Let’s create a class AzureBlobStorageUnitTests with variable declaration and constructor:

private const string Content = "Some Data inside file Content";

private const string DefaultEndpointsProtocol = "http";
private const string AccountName = "devstoreaccount1";
private const string AccountKey = "Eby8vdM02xNOcqFlqUwJPLlmEtlCDXJ1OUzFT50uSRZ6IFsuFq2UVErCz4I6tq/K1SZFPTOtr/KBHBeksoGMGw==";
private const string BlobEndpoint = "http://127.0.0.1:10000/devstoreaccount1";
private const string ConnectionString = $"DefaultEndpointsProtocol={DefaultEndpointsProtocol};AccountName={AccountName};AccountKey={AccountKey};BlobEndpoint={BlobEndpoint};";

private const string Container = "container-1";
public AzureBlobStorageUnitTests()
{
    _azureBlobStorage = new AzureBlobStorage(ConnectionString, Container);
}

Now what we want to achieve is to test if we can create a blob file to our local storage, read it and delete it.

[Fact]
public async Task AzureBlobStorageTest()
{
    // Arrange
    await _azureBlobStorage?.CreateTextFile("file.txt", Encoding.UTF8.GetBytes(Content))!;

    // Act
    var readTextFile = await _azureBlobStorage.ReadTextFile("file.txt");
    
    // Assert
    Assert.Equal(Content, readTextFile);

    // Finalizing
    await _azureBlobStorage.DeleteTextFile("file.txt");
}

Now let’s fire up our test, remember your azurite docker should be up and running.

Congrats, now you have just learned how to make a simple integration test of your Azure Blob Storage methods on a local environment without the need to have access to Azure Portal.

Download the project from GitHub.

Conclusion

In this article, we learned to interact with our C# code with Azure Blob Storage in the local environment. We created a simple integration test to test our Azure Blob Storage methods.
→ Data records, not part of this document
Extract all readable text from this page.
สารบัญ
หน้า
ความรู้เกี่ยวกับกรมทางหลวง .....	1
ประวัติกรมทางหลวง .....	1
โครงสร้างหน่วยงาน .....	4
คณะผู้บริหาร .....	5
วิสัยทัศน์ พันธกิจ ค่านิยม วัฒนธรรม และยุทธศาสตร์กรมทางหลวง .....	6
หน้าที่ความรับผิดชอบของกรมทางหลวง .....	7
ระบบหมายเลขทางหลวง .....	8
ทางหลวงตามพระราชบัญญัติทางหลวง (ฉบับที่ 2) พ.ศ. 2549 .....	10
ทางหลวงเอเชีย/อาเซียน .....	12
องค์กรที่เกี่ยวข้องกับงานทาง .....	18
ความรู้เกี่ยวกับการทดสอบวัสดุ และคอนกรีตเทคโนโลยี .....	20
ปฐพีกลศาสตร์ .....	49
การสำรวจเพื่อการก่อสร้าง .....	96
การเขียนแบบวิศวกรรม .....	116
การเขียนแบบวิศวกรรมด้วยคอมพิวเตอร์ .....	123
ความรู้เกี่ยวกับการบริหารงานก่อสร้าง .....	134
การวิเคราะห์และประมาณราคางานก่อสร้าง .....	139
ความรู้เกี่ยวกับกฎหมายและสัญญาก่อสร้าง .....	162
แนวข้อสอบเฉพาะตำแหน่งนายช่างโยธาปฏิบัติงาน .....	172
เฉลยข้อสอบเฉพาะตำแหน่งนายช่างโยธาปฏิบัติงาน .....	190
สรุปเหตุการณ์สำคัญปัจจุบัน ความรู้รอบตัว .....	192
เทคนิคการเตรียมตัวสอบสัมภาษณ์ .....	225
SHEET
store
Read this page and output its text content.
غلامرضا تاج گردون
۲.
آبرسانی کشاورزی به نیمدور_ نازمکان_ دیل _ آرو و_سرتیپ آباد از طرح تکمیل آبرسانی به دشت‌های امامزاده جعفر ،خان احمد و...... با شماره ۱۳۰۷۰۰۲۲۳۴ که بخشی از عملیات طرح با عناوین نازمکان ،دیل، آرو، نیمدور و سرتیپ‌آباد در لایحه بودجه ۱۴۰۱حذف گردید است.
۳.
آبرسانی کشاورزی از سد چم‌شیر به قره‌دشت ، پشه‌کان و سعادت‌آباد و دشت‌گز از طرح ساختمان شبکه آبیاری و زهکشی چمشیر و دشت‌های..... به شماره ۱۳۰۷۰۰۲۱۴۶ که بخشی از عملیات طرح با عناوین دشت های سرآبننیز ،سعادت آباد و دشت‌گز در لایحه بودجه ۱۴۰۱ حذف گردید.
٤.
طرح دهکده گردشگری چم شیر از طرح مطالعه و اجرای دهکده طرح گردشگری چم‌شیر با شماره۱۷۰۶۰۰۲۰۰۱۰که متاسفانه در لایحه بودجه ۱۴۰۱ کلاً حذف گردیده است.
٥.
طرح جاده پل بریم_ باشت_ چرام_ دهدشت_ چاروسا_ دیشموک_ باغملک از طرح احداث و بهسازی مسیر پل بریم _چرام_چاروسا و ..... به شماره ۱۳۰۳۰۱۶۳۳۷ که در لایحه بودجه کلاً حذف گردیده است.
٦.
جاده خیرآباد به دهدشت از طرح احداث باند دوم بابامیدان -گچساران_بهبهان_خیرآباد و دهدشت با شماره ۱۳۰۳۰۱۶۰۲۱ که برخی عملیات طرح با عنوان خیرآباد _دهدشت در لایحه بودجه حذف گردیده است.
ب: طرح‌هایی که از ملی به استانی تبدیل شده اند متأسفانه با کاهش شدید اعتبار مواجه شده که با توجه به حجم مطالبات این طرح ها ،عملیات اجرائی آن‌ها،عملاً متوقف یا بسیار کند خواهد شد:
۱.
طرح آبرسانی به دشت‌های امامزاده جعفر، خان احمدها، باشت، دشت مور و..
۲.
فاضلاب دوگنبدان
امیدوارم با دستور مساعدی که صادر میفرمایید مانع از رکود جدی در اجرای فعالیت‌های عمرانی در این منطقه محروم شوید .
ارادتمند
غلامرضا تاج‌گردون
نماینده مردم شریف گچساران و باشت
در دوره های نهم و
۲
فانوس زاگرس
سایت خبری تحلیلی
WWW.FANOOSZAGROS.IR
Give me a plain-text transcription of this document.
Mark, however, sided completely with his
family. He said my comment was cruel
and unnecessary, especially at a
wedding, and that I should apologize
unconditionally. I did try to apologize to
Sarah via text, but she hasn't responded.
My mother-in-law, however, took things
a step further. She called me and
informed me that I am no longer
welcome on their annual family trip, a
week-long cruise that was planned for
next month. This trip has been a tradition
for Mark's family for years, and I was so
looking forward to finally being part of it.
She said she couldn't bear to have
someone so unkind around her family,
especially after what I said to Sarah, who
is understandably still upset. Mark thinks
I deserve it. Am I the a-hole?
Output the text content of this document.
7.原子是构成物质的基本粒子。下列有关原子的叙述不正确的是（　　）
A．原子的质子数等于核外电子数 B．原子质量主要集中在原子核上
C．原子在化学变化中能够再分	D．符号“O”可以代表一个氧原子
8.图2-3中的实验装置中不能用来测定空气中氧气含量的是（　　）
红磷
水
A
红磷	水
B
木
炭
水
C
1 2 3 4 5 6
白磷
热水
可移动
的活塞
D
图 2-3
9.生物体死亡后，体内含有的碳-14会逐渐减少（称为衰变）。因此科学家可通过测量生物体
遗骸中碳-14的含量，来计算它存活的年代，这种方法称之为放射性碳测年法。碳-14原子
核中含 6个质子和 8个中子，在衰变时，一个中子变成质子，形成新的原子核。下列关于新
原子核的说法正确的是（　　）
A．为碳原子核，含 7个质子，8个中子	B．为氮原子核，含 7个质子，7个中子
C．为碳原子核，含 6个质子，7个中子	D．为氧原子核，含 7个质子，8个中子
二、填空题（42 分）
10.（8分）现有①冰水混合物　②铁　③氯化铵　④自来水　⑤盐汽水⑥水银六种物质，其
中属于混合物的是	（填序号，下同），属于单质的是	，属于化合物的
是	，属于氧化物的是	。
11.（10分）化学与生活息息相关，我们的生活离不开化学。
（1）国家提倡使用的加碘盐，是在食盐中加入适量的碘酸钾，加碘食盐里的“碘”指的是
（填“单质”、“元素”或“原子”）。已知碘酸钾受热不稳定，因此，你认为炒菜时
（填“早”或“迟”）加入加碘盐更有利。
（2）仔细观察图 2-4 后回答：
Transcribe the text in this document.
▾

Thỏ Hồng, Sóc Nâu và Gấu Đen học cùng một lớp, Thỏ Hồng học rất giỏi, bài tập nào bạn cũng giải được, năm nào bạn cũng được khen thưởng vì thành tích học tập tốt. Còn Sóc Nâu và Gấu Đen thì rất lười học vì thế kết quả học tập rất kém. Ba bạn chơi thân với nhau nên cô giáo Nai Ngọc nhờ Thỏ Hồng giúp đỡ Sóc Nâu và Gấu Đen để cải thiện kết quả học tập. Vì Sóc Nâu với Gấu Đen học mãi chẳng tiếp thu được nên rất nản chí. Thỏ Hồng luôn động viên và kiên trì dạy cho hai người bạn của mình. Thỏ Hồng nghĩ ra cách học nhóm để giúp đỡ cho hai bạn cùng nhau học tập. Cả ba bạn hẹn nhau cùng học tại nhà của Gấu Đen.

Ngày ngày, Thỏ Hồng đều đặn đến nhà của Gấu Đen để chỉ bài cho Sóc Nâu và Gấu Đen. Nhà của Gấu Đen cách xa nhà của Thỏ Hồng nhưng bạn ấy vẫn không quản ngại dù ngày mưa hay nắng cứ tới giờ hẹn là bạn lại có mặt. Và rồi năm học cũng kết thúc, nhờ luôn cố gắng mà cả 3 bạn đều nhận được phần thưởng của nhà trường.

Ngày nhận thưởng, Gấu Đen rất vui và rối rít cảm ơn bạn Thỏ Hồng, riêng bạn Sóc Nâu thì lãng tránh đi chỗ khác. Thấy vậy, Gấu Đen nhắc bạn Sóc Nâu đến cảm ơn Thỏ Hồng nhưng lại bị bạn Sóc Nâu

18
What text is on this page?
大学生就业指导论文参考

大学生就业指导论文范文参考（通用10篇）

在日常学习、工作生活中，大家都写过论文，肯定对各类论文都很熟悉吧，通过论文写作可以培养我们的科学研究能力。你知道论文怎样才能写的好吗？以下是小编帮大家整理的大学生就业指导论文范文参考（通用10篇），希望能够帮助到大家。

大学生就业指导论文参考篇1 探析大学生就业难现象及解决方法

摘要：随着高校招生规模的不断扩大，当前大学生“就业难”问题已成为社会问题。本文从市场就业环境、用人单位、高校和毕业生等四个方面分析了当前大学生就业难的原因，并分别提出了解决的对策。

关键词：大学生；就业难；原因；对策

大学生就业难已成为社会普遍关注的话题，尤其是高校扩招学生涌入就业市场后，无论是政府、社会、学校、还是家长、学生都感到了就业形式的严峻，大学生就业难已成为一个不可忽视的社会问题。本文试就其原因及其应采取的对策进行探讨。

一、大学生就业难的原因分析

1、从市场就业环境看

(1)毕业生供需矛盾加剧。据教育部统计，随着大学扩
Now some of you would wonder and ask, this integration test works locally when my azurite docker is running, now how can I run this integration test on my GitHub action or Azure DevOps as part of CI (Continuous Integration) testing and still be able to fire up a docker image of Azurite?

This is what I will cover for GitHub action in the next and last article of this series.

Graphic credit
The banner in this article is designed by my ❤️ 15 years son Jassin Fahmi 😀.

6 thoughts on “How to make integration test for Azure Storage in C# – Part 2”

  1. Hi, please would you explain the code in your github repo ‘AzureBlobStorageIntegrationTests’? I feel that it is unit test. Confused.

    Reply
    • If you need to unit test the service, you can mock it as it is shown in this article https://itbackyard.com/how-to-make-mocked-unit-test-for-azure-storage/ but in our case here, we are doing an integration test of our system, of course, you can create storage as stage environment and make integration test against that stage. There is not one way of doing it, for instance, you can have local DEV, Test, UAT, and Production environment, where dev is mocked for local development, the test is for the ci/integration test, UAT is for the final test with real storage for QA testing, production environment with real storage for production. But again this is just an example, it is up to you how to test things.